Content
What is this course about?
The course will discuss data mining and machine learning algorithms for analyzing very large amounts of data. The emphasis will be on MapReduce and Spark as tools for creating parallel algorithms that can process very large amounts of data.
Topics include: Frequent itemsets and Association rules, Near Neighbor Search in High Dimensional Data, Locality Sensitive Hashing (LSH), Dimensionality reduction, Recommendation Systems, Clustering, Link Analysis, Large scale supervised machine learning, Data streams, Mining the Web for Structured Data.
This course is modeled after CS246: Mining Massive Datasets by Jure Leskovec at Stanford University.
Reference Text
The following text is useful, but not required. It can be downloaded for free, or purchased from Cambridge University Press.
Leskovec-Rajaraman-Ullman: Mining of Massive Dataset
Prerequisites
Students are expected to have the following background:
- Knowledge of basic computer science principles and skills, at a level sufficient to write a reasonably non-trivial computer program (e.g., CS332, CS373 or equivalent are recommended).
- Good knowledge of Python and Java will be extremely helpful since several assignments will require the use of Spark/Hadoop.
- Familiarity with basic probability theory (any introductory probability course).
- Familiarity with writing rigorous proofs (e.g., CS311 or equivalent).
- Familiarity with basic linear algebra (e.g., Math 308 or equivalent).
- Familiarity with algorithmic analysis (e.g., CS332/CS373; CS417/CS421 would be more than necessary).
Students may refer to the following materials for an overview and review of the expected background. Related questions can be posted on EdDiscussion or during Office Hours.
- Probability and Proof Techniques
- Linear Algebra
- Spark Tutorial (a video is available through Stanford CS246)
Recordings of the recitations are available on Panopto.
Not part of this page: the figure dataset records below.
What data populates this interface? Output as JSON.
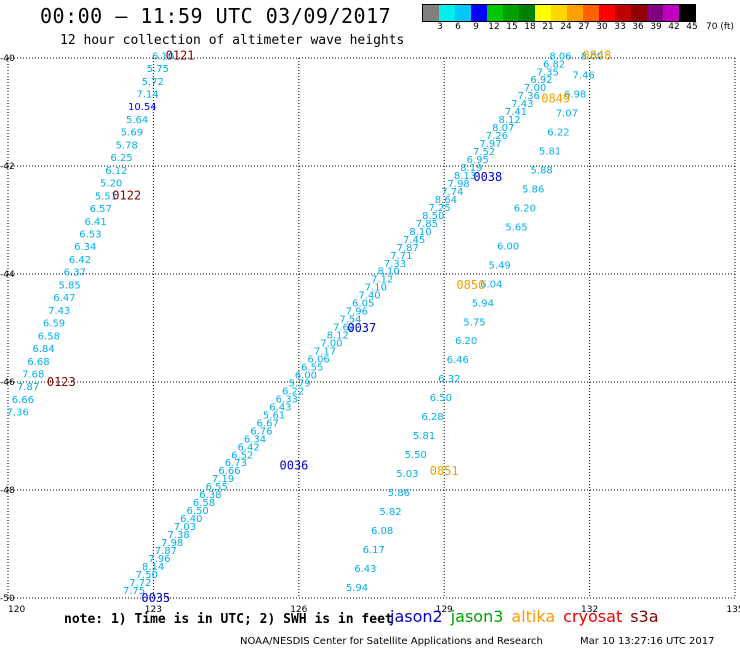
{
  "header": {
    "title": "00:00 – 11:59 UTC 03/09/2017",
    "subtitle": "12 hour collection of altimeter wave heights"
  },
  "colorbar": {
    "colors": [
      "#808080",
      "#00eeee",
      "#00c8ff",
      "#0000ff",
      "#00c800",
      "#00a000",
      "#008000",
      "#ffff00",
      "#ffd700",
      "#ffa000",
      "#ff6000",
      "#ff0000",
      "#c00000",
      "#900000",
      "#800080",
      "#c000c0",
      "#000000"
    ],
    "labels": [
      "3",
      "6",
      "9",
      "12",
      "15",
      "18",
      "21",
      "24",
      "27",
      "30",
      "33",
      "36",
      "39",
      "42",
      "45",
      "70 (ft)"
    ]
  },
  "axes": {
    "x_ticks": [
      "120",
      "123",
      "126",
      "129",
      "132",
      "135"
    ],
    "y_ticks": [
      "-40",
      "-42",
      "-44",
      "-46",
      "-48",
      "-50"
    ]
  },
  "chart_data": {
    "type": "map",
    "grid": true,
    "xlim": [
      120,
      135
    ],
    "ylim": [
      -50,
      -40
    ],
    "passes": [
      {
        "color": "#00aeef",
        "start": [
          123.2,
          -39.95
        ],
        "end": [
          120.2,
          -46.55
        ],
        "values": [
          "6.10",
          "5.75",
          "5.72",
          "7.14",
          "10.54",
          "5.64",
          "5.69",
          "5.78",
          "6.25",
          "6.12",
          "5.20",
          "5.51",
          "6.57",
          "6.41",
          "6.53",
          "6.34",
          "6.42",
          "6.37",
          "5.85",
          "6.47",
          "7.43",
          "6.59",
          "6.58",
          "6.84",
          "6.68",
          "7.68",
          "7.87",
          "6.66",
          "7.36"
        ],
        "value_colors": {
          "4": "#0000ff"
        },
        "times": [
          {
            "label": "0121",
            "lon": 123.55,
            "lat": -39.95,
            "color": "#800000"
          },
          {
            "label": "0122",
            "lon": 122.45,
            "lat": -42.55,
            "color": "#800000"
          },
          {
            "label": "0123",
            "lon": 121.1,
            "lat": -46.0,
            "color": "#800000"
          }
        ]
      },
      {
        "color": "#00aeef",
        "start": [
          131.4,
          -39.95
        ],
        "end": [
          122.6,
          -49.85
        ],
        "values": [
          "8.06",
          "6.82",
          "7.35",
          "6.92",
          "7.00",
          "7.36",
          "7.43",
          "7.41",
          "8.12",
          "8.07",
          "7.26",
          "7.97",
          "7.52",
          "6.95",
          "8.19",
          "8.13",
          "7.98",
          "7.74",
          "8.64",
          "7.25",
          "8.50",
          "7.85",
          "8.10",
          "7.45",
          "7.87",
          "7.71",
          "7.33",
          "8.10",
          "7.12",
          "7.10",
          "7.40",
          "6.05",
          "7.96",
          "7.54",
          "7.62",
          "8.12",
          "7.00",
          "7.17",
          "6.06",
          "6.55",
          "6.00",
          "5.79",
          "6.22",
          "6.33",
          "6.43",
          "5.61",
          "6.67",
          "6.76",
          "6.34",
          "6.42",
          "6.52",
          "6.73",
          "6.66",
          "7.19",
          "6.55",
          "6.38",
          "6.58",
          "6.50",
          "6.40",
          "7.03",
          "7.38",
          "7.98",
          "7.87",
          "7.96",
          "8.14",
          "7.50",
          "7.72",
          "7.75"
        ],
        "times": [
          {
            "label": "0038",
            "lon": 129.9,
            "lat": -42.2,
            "color": "#0000cc"
          },
          {
            "label": "0037",
            "lon": 127.3,
            "lat": -45.0,
            "color": "#0000cc"
          },
          {
            "label": "0036",
            "lon": 125.9,
            "lat": -47.55,
            "color": "#0000cc"
          },
          {
            "label": "0035",
            "lon": 123.05,
            "lat": -50.0,
            "color": "#0000cc"
          }
        ]
      },
      {
        "color": "#00aeef",
        "start": [
          132.05,
          -39.95
        ],
        "end": [
          127.2,
          -49.8
        ],
        "values": [
          "8.00",
          "7.46",
          "6.98",
          "7.07",
          "6.22",
          "5.81",
          "5.88",
          "5.86",
          "6.20",
          "5.65",
          "6.00",
          "5.49",
          "6.04",
          "5.94",
          "5.75",
          "6.20",
          "6.46",
          "6.32",
          "6.50",
          "6.28",
          "5.81",
          "5.50",
          "5.03",
          "5.86",
          "5.82",
          "6.08",
          "6.17",
          "6.43",
          "5.94"
        ],
        "times": [
          {
            "label": "0848",
            "lon": 132.15,
            "lat": -39.95,
            "color": "#f0a000"
          },
          {
            "label": "0849",
            "lon": 131.3,
            "lat": -40.75,
            "color": "#f0a000"
          },
          {
            "label": "0850",
            "lon": 129.55,
            "lat": -44.2,
            "color": "#f0a000"
          },
          {
            "label": "0851",
            "lon": 129.0,
            "lat": -47.65,
            "color": "#f0a000"
          }
        ]
      }
    ]
  },
  "note": "note:  1) Time is in UTC;  2) SWH is in feet",
  "legend": [
    {
      "label": "jason2",
      "color": "#0000cc"
    },
    {
      "label": "jason3",
      "color": "#00a000"
    },
    {
      "label": "altika",
      "color": "#ff9900"
    },
    {
      "label": "cryosat",
      "color": "#ee0000"
    },
    {
      "label": "s3a",
      "color": "#800000"
    }
  ],
  "footer": {
    "source": "NOAA/NESDIS Center for Satellite Applications and Research",
    "timestamp": "Mar 10 13:27:16 UTC 2017"
  }
}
You will need to login using your UW netid in order to watch the videos. Note: the audio might be a little off, particularly in the Spark recitation video, due to technical difficulties.
Students may decide to enroll without knowledge of these prerequisites but expect an significant increase in work load to learn these concurrently (e.g. 10 hours per week per missing prerequisite as a rule of thumb).